Au risque intrinsèque d’inondation de la plateforme des EPR2 est associé le risque d’inondation des six réacteurs du palier CP1 900 MW mis en service de 1980 à 1985 dont la durée de vie doit être prolongée au-delà de 40 ans. Ces réacteurs étant construits sur une plateforme moins élevée de 5,5 m que celle des EPR2 (Dossier des maîtres d’ouvrage EPR2 Gravelines, p. 74 & 75) ils sont naturellement plus vulnérables aux inondations. Les conséquences d’une inondation sur l’un ou plusieurs des réacteurs préexistants ne peuvent donc être dissociées du risque nucléaire initié par une inondation.
• Le risque lié à l’environnement industriel.
On ne trouve nulle-part, dans les dossiers diffusés lors du Débat public, la description des conséquences d’accidents survenant dans l’une ou l’autre des nombreuses installations industrielles situées à proximité du site nucléaire de Gravelines (Grand Port Maritime de Dunkerque) sur les réacteurs EPR2. Pas moins de 16 usines SEVESO sont proches du site nucléaire. Il est prévu d' »étudier les effets de surpression, thermiques et toxiques », sans préciser dans quelles conditions et à quel moment.
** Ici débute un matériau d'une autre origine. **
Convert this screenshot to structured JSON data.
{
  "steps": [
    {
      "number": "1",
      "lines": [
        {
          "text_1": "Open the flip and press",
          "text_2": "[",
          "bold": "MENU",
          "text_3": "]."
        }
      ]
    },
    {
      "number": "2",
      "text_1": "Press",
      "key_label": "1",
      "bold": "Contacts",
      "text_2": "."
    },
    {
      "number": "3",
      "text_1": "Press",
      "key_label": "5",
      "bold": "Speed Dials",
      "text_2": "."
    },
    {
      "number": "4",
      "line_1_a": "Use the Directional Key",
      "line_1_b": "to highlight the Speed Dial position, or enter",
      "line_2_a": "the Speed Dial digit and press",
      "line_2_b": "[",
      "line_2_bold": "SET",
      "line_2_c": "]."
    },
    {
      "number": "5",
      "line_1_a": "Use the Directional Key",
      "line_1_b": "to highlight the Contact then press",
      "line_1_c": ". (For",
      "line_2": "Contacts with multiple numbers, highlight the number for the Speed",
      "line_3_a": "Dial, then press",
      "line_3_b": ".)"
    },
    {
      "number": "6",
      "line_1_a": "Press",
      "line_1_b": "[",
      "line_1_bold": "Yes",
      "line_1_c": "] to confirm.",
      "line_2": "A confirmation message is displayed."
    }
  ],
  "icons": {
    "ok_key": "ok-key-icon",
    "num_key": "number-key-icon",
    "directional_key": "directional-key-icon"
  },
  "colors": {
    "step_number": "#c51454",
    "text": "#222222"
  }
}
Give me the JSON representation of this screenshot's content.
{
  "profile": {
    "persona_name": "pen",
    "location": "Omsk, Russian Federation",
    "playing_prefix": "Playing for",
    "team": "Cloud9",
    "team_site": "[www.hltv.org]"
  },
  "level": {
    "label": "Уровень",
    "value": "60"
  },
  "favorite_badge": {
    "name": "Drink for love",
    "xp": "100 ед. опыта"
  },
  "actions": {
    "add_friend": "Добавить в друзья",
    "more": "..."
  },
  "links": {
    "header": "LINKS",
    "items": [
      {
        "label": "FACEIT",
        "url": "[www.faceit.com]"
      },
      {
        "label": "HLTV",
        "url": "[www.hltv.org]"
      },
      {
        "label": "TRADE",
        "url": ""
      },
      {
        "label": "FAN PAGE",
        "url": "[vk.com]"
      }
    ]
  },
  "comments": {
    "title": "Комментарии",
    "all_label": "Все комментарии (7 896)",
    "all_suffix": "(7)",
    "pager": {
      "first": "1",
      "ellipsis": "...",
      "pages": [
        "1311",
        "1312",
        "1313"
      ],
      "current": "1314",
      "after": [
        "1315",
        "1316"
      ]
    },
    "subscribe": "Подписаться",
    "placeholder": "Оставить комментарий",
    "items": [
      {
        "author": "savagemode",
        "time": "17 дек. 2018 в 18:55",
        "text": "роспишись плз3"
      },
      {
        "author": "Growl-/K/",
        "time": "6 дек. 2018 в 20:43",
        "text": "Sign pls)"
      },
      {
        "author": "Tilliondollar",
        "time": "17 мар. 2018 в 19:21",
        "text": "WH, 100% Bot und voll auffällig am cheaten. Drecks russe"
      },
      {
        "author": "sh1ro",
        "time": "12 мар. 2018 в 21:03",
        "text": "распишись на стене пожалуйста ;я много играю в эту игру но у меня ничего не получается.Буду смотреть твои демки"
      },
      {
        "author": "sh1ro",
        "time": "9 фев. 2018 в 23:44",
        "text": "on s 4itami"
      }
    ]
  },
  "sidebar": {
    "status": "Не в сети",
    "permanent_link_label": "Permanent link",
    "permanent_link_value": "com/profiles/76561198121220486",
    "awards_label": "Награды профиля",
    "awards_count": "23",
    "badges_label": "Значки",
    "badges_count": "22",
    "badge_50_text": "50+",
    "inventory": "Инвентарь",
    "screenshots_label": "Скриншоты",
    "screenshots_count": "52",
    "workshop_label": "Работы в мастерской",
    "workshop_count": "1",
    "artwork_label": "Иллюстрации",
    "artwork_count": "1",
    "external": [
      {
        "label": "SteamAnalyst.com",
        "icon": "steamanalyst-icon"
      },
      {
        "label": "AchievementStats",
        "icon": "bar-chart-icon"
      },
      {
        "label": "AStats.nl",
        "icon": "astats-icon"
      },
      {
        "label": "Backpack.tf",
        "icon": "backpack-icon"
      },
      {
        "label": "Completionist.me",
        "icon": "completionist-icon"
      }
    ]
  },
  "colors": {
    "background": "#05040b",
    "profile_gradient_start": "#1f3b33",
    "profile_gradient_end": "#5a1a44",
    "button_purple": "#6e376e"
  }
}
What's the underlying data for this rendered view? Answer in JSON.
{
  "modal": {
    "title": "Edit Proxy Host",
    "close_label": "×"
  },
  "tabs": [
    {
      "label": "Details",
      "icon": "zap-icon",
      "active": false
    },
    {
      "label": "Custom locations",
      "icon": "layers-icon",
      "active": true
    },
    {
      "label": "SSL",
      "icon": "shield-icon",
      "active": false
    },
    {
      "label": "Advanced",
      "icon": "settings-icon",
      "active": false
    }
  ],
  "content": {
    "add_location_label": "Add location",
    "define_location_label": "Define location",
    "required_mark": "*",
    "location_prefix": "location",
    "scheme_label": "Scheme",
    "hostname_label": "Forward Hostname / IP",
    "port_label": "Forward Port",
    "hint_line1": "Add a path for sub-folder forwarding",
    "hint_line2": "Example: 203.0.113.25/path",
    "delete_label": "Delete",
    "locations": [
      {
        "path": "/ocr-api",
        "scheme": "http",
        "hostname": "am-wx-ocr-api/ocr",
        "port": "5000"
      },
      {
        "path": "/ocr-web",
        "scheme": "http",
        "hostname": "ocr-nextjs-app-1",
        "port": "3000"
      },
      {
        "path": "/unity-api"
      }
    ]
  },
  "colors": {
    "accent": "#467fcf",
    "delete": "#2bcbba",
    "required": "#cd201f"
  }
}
Fig 2. Carte des usines classées ICPE et Seveso. Extrait de Trait d’Union n° 104 CRIIRAD (2024).
• Le risque lié au terminal méthanier.
Les effets d’un accident affectant le terminal méthanier (explosion à distance ou au-dessus de la centrale, fuite de gaz) ne sont nullement présentés. Ce type d’accident n’a certainement pas été envisagé.
Soulignons que tous les accidents dont l’élément initiateur se situe à l’extérieur du site nucléaire doivent prendre en compte l’effet domino s’appliquant aux installations industrielles et au terminal méthanier d’une part, et à l’ensemble des huit réacteurs du CNPE de Gravelines d’autre part.
3. LE RISQUE économique INDUIT PAR LES réacteurs EPR2 PRÉVUS A GRAVELINES SUR L’ENVIRONNEMENT INDUSTRIEL EST TROP IMPORTANT
Le fonctionnement des installations industrielles présentes sur le site de Dunkerque est capital pour l’économie régionale et celle du pays. Dans un rayon de moins de 10 km autour de la centrale, sont implantées de multiples installations industrielles : data center géant, usines métallurgiques, industries chimiques, terminal méthanier, terminal pétrolier, auxquels doivent s’ajouter dans les prochaines années un terminal hydrogène, un terminal CO2, des usines de recyclage de batteries…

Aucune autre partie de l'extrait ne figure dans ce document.